Texte de la prière

En ce dimanche qui marque le début de la semaine, je me présente devant toi Seigneur. Donne-moi de me nourrir de ta présence et de ta parole. Au nom du Père, du Fils et du saint Esprit. Amen

 

La Communauté de Taizé chante Ô toi l’au-delà de tout. Avec eux je sens un moment en moi ce désir qui aspire vers Dieu, qui aspire à demeurer auprès de lui.

 

La lecture de ce jour est tirée du chapitre 21 du livre de l’Apocalypse.

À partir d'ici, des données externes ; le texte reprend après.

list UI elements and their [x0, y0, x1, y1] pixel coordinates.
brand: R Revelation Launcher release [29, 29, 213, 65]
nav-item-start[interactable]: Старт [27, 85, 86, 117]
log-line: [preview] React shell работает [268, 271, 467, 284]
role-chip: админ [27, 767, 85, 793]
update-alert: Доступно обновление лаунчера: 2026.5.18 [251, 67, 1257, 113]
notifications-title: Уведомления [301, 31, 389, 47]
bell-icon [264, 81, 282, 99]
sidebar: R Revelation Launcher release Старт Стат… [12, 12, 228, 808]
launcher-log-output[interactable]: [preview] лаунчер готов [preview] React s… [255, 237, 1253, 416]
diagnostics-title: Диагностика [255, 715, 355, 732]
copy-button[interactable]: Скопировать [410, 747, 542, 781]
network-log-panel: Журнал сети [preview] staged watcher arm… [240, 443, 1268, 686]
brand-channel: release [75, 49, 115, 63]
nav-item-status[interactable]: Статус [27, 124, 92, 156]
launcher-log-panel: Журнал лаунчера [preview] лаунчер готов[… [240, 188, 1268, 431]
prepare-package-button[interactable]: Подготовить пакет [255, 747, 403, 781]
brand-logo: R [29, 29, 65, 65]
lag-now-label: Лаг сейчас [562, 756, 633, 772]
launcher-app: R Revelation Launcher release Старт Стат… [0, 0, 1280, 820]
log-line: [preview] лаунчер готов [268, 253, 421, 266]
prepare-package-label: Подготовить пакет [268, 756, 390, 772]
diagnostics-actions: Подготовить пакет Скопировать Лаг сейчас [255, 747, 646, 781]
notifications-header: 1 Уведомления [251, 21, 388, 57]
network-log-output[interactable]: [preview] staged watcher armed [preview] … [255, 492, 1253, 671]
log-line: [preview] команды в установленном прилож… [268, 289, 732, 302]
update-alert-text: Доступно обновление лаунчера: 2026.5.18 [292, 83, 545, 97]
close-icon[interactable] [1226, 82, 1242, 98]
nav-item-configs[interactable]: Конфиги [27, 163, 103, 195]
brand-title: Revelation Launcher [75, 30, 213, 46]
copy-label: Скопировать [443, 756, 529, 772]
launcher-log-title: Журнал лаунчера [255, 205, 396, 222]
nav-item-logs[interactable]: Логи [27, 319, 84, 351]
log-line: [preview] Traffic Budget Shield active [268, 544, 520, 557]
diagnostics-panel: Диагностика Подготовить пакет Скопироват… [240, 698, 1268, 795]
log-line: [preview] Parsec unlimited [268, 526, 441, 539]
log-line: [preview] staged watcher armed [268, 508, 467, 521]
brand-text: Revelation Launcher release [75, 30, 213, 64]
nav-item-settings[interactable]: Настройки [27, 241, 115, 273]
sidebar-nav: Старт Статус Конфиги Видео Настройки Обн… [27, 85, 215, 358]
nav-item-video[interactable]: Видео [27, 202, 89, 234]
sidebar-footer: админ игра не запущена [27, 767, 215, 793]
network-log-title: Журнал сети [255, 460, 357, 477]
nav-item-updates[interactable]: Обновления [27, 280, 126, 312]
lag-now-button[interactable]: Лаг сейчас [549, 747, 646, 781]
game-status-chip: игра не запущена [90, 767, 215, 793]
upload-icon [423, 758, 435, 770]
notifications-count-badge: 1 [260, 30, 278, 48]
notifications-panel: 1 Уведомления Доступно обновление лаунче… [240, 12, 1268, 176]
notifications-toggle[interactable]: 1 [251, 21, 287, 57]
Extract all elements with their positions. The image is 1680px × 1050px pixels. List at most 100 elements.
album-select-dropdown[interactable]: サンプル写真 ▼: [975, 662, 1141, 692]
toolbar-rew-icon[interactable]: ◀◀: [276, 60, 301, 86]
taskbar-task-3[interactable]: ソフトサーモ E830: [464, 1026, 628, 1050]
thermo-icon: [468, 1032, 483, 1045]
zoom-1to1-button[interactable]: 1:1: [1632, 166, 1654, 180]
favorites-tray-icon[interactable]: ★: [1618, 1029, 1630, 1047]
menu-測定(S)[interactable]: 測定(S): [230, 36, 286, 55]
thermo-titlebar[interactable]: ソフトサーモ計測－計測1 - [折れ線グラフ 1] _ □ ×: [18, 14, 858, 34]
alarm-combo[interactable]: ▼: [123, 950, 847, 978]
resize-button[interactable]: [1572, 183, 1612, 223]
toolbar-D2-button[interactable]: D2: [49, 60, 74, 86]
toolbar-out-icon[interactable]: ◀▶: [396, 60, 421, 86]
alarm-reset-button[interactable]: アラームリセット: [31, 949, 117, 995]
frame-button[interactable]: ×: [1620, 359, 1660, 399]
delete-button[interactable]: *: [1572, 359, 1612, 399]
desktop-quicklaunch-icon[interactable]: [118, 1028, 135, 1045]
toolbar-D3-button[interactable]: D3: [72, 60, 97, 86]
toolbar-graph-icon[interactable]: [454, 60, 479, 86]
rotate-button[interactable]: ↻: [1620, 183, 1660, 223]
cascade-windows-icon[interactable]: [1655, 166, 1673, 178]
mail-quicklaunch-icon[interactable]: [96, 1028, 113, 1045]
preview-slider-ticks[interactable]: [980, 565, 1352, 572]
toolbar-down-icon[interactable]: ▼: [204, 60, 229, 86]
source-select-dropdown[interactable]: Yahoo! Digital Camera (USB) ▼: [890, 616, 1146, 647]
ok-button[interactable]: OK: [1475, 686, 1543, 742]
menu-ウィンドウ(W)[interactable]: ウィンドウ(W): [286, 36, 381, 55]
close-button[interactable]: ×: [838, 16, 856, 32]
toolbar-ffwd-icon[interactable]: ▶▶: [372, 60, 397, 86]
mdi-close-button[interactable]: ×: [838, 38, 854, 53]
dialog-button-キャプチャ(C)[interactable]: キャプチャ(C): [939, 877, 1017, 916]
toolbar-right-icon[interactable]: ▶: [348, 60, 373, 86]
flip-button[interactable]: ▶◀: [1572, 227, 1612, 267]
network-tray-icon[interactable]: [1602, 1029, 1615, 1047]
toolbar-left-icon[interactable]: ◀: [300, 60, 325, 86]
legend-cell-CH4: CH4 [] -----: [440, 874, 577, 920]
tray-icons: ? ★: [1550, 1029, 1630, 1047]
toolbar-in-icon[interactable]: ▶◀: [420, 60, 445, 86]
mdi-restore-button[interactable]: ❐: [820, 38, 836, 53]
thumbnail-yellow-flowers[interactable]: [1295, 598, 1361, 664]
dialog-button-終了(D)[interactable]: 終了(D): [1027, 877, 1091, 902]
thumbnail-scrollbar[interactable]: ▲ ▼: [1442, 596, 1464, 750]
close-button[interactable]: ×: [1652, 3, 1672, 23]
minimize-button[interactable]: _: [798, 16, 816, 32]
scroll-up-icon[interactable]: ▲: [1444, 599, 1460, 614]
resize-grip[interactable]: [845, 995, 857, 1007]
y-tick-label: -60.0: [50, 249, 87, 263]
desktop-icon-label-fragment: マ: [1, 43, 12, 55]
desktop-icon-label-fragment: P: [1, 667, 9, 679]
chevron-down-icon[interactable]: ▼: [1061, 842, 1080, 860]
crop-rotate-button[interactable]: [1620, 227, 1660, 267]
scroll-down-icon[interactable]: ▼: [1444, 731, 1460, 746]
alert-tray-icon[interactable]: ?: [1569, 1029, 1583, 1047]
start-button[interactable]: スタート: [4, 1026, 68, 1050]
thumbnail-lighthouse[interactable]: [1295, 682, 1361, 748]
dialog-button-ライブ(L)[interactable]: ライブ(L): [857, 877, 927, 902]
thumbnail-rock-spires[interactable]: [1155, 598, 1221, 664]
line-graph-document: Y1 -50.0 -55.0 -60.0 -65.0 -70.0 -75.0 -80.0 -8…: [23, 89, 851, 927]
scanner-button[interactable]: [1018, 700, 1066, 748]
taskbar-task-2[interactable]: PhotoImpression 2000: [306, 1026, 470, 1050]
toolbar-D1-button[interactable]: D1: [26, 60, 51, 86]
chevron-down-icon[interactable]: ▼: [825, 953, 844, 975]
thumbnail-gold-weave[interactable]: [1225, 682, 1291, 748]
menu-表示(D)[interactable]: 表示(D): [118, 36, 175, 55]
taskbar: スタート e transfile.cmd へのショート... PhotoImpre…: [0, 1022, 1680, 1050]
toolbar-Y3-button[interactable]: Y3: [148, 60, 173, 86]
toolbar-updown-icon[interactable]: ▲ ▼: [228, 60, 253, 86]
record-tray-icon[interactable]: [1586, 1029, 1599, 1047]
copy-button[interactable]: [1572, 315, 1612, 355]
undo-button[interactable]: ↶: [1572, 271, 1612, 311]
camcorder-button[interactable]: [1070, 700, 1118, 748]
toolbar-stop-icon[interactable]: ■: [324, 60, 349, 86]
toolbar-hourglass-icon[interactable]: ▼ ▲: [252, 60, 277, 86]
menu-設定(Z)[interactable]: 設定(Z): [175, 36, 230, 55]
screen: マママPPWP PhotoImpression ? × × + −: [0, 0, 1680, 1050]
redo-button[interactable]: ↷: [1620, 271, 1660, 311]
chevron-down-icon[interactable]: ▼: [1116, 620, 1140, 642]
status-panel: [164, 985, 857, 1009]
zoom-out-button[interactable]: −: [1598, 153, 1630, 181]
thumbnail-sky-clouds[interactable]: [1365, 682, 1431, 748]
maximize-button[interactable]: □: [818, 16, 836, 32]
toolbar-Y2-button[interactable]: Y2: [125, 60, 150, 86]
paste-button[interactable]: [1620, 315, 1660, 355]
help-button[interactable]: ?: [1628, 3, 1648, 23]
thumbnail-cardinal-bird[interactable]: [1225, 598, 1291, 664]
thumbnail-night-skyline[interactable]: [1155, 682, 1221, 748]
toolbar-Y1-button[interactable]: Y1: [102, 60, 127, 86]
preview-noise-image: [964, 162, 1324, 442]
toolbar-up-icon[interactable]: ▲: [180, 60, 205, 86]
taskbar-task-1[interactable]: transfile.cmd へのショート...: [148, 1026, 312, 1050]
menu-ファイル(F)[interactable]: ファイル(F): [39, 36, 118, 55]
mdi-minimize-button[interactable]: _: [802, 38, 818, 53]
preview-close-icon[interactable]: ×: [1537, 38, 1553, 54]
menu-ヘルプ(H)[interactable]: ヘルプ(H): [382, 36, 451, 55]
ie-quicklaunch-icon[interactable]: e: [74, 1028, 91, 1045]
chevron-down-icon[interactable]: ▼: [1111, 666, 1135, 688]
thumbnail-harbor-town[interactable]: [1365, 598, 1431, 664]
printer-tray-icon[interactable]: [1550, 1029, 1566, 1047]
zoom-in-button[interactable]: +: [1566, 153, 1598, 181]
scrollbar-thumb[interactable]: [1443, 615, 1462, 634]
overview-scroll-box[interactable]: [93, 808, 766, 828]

Moi, Jean, j’ai vu un ange. En esprit, il m’emporta sur une grande et haute montagne ; il me montra la Ville sainte, Jérusalem, qui descendait du ciel, d’auprès de Dieu : elle avait en elle la gloire de Dieu ; son éclat était celui d’une pierre très précieuse, comme le jaspe cristallin.
Elle avait une grande et haute muraille, avec douze portes et, sur ces portes, douze anges ; des noms y étaient inscrits : ceux des douze tribus des fils d’Israël.
Il y avait trois portes à l’orient, trois au nord, trois au midi, et trois à l’occident. La muraille de la ville reposait sur douze fondations portant les douze noms des douze Apôtres de l’Agneau.
Dans la ville, je n’ai pas vu de sanctuaire, car son sanctuaire, c’est le Seigneur Dieu, Souverain de l’univers, et l’Agneau.
La ville n’a pas besoin du soleil ni de la lune pour l’éclairer, car la gloire de Dieu l’illumine : son luminaire, c’est l’Agneau.

 

Textes liturgiques © AELF, Paris

 

1

L’apocalypse est le dernier livre de la Bible, un livre mystique qui en récapitule le message. Je me place aux côtés de Jean avec l’ange et je contemple cette Jérusalem nouvelle qui descend du ciel : éclatante comme une pierre précieuse, avec de hautes murailles. Qu’est-ce que m’évoque ce symbole ?

 

2

Il est dit ensuite que toute la ville repose sur « douze fondations portant les douze noms des douze Apôtres de l’Agneau. » Ces fondations sont des êtres humains comme moi, avec leurs talents, leurs limites, leur fragilités. Qu’est-ce qui m’empêche alors de les rejoindre pour devenir à mon tour, pierre de fondation...

 

3

Pour finir Jean souligne que « Dans la ville, je n’ai pas vu de sanctuaire » car le sanctuaire « c’est le Seigneur Dieu ». Le sanctuaire est donc une présence qui emplit toute la ville, une présence qui emplit toute vie. Je fais mémoire des personnes auprès desquelles, dans les jours passés, j’ai pu toucher cette présence.

 

Introduction à la deuxième écoute

A nouveau j’écoute le récit de cette étonnante vision de la Jérusalem céleste.

 

Invitation à un temps de prière personnelle

A la fin de ce temps de prière, je me tourne vers Dieu. Je m’adresse à lui avec simplicité. Je peux lui demander de devenir davantage ‘pierre vivante’ de son église ou bien de garder un regard émerveillé sur le monde, pour y discerner sa présence.